Tempo fa, uno studente inserì un commento nelle note della valutazione della didattica che ogni anno viene svolta (in modo anonimo) per il corso che tengo al Politecnico di Milano. È un corso del primo semestre del primo anno della laurea triennale e quindi è frequentato da persone di 19 anni appena diplomate. Sono per lo più ragazze e ragazzi provenienti dal Liceo Scientifico.

Lo studente scrisse (vado a memoria) un commento di questo tenore:

“All’esame, il docente propone domande non standard.”

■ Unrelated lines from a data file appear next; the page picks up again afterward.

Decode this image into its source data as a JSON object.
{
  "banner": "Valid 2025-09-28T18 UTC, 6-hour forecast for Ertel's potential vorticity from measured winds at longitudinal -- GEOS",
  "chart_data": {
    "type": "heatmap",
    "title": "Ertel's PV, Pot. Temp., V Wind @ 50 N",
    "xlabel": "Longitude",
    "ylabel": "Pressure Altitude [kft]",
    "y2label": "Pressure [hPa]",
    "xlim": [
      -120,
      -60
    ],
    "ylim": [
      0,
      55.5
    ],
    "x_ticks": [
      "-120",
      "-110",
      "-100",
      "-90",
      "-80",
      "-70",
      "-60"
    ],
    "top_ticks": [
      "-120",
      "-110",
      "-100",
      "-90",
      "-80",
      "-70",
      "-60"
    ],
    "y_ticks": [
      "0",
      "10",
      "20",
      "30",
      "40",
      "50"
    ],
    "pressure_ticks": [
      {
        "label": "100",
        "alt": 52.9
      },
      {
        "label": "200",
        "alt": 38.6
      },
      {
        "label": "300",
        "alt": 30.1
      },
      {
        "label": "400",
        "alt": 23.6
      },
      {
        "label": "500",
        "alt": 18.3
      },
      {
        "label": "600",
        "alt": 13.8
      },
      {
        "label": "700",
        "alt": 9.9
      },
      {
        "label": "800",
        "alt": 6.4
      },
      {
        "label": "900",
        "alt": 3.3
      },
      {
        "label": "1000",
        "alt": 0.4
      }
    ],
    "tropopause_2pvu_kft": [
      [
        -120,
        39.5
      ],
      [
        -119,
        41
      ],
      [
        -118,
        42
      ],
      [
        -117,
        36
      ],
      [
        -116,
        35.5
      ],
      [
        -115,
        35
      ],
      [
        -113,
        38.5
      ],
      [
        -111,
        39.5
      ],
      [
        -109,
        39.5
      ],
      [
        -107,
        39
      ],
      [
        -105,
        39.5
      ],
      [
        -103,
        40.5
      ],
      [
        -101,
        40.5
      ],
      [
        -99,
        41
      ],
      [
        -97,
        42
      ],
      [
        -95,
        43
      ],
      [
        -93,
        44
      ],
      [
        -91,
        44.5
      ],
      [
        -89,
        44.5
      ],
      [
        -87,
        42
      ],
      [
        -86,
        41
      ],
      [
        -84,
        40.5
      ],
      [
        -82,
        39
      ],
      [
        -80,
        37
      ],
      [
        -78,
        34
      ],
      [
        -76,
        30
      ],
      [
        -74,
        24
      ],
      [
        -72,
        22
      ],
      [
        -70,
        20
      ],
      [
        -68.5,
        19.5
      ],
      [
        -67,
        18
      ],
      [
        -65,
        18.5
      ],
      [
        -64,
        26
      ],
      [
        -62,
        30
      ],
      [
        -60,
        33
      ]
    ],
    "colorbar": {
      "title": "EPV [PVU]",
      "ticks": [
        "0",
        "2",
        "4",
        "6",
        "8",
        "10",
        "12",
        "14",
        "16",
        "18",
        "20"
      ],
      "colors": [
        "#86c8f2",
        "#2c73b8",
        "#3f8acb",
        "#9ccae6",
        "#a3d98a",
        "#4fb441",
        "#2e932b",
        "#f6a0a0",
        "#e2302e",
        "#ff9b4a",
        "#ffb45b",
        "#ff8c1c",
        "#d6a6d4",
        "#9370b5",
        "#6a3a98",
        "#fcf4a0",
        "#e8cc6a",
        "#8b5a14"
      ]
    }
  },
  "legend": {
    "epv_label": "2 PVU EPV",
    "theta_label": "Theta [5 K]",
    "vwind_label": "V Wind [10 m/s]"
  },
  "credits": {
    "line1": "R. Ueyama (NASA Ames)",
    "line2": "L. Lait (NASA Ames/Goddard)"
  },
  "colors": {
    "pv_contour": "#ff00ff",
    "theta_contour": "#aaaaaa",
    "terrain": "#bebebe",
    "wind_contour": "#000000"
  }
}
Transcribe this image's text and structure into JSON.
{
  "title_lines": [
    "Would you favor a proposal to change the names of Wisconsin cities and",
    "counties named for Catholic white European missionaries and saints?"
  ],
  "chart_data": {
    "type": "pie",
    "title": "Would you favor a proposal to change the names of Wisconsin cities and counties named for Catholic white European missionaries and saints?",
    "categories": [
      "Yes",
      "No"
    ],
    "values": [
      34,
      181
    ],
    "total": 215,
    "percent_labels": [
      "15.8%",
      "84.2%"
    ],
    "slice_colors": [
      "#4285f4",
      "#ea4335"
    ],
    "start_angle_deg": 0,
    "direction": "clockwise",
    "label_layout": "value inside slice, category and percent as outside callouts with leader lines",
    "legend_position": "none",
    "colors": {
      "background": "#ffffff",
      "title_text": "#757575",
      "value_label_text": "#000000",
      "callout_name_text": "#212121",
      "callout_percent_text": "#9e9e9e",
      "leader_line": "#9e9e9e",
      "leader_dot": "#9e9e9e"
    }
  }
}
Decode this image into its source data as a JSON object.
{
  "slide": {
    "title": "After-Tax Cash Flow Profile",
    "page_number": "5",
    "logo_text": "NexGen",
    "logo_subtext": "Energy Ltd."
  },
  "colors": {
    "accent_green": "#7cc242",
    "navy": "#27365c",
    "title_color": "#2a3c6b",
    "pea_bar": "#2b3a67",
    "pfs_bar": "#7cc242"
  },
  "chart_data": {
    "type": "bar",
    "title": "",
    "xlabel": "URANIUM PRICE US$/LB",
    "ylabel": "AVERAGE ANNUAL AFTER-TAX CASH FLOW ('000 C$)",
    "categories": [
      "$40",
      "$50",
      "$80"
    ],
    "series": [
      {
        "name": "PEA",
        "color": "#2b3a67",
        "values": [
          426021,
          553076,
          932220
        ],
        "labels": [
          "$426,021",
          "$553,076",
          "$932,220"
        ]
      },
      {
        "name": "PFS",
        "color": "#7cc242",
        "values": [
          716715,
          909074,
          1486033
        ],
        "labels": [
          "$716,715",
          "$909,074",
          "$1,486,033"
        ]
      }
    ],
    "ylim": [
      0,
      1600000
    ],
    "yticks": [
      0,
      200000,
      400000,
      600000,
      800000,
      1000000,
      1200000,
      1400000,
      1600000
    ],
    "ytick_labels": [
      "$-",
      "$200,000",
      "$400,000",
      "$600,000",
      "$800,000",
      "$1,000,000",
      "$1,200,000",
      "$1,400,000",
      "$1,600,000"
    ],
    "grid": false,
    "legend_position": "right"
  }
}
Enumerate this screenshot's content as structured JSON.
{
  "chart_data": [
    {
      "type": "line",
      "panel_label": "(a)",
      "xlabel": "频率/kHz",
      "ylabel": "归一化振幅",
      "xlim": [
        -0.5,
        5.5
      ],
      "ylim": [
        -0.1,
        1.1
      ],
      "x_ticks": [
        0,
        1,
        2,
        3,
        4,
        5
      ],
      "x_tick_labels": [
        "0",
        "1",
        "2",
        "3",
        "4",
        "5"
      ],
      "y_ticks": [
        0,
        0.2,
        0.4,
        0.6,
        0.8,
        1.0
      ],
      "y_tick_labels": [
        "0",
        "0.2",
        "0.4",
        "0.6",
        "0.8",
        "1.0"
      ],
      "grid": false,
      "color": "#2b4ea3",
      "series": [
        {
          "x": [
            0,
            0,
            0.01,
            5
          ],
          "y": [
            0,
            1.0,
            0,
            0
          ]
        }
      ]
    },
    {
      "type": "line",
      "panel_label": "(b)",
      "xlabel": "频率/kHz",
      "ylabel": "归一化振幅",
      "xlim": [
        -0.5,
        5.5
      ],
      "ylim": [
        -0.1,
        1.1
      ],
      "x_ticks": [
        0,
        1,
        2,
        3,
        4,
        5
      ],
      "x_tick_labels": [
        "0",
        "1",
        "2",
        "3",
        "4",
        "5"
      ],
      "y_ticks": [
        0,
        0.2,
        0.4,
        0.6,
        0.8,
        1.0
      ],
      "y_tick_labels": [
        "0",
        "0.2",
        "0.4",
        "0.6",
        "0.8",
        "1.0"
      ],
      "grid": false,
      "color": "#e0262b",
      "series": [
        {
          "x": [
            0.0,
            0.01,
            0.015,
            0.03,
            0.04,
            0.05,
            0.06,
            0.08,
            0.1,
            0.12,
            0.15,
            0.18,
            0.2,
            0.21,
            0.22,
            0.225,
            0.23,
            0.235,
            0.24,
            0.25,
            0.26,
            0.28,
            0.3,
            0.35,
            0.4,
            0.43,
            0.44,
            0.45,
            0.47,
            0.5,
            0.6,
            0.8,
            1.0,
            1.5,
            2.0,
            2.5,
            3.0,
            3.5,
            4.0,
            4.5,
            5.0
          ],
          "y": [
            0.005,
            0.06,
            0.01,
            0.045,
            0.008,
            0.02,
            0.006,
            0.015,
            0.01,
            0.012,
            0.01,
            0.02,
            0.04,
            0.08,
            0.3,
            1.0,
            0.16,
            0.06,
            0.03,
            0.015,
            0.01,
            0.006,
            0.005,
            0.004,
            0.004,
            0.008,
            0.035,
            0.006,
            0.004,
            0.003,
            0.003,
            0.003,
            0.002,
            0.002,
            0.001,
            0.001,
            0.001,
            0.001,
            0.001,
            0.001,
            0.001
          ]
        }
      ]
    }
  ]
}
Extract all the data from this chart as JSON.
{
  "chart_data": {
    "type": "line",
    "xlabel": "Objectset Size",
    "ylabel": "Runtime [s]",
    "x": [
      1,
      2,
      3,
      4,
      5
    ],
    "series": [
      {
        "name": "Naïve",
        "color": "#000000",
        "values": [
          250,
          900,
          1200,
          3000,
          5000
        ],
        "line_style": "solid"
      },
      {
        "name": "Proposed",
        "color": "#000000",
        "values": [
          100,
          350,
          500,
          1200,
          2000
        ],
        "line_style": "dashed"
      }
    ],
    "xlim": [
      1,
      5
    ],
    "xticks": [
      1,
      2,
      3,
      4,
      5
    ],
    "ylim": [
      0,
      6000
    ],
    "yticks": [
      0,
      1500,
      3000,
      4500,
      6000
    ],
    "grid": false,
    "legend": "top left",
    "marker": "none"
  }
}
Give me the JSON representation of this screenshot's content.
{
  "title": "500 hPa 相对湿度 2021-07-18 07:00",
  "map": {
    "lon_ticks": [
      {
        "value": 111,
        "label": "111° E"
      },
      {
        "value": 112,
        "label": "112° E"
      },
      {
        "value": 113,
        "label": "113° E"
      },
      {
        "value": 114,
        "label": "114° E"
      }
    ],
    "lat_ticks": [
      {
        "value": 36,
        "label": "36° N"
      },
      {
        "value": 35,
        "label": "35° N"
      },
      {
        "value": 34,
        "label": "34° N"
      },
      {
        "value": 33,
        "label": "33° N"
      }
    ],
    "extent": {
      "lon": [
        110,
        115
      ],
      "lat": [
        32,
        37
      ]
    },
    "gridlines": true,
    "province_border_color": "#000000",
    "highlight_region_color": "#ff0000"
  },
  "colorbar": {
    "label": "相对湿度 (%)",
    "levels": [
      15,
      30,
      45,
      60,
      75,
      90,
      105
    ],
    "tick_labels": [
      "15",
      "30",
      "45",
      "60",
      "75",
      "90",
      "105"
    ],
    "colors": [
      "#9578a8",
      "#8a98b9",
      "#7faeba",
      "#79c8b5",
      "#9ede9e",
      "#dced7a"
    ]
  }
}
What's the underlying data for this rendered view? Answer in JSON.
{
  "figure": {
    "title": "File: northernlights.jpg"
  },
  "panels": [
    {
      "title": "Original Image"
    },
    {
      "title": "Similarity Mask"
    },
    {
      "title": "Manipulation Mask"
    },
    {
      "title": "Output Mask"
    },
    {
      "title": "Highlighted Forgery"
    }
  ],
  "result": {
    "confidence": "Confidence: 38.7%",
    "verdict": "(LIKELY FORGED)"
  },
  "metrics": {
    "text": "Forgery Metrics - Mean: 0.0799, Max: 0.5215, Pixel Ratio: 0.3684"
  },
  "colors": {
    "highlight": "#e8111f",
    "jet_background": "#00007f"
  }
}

Al momento rimasi alquanto interdetto. Cosa vuol dire “domande standard”? Detto alla Facoltà di Ingegneria per di più, dove dovremmo imparare a risolvere problemi di qualunque tipo e natura. Riflettendoci, in seguito capii il senso di quel commento. I nostri giovani sono sempre più abituati a confrontarsi con una didattica che — estremizzo volutamente — ha la forma e la logica dei quiz della patente: domande predefinite per ciascuna delle quali esiste un set di risposte all’interno delle quali selezionare “quella giusta”. Se vogliamo, una parte dei test PISA ha la stessa struttura e anche in molti Paesi (per primi gli Stati Uniti) molte attività di valutazione seguono quest’approccio.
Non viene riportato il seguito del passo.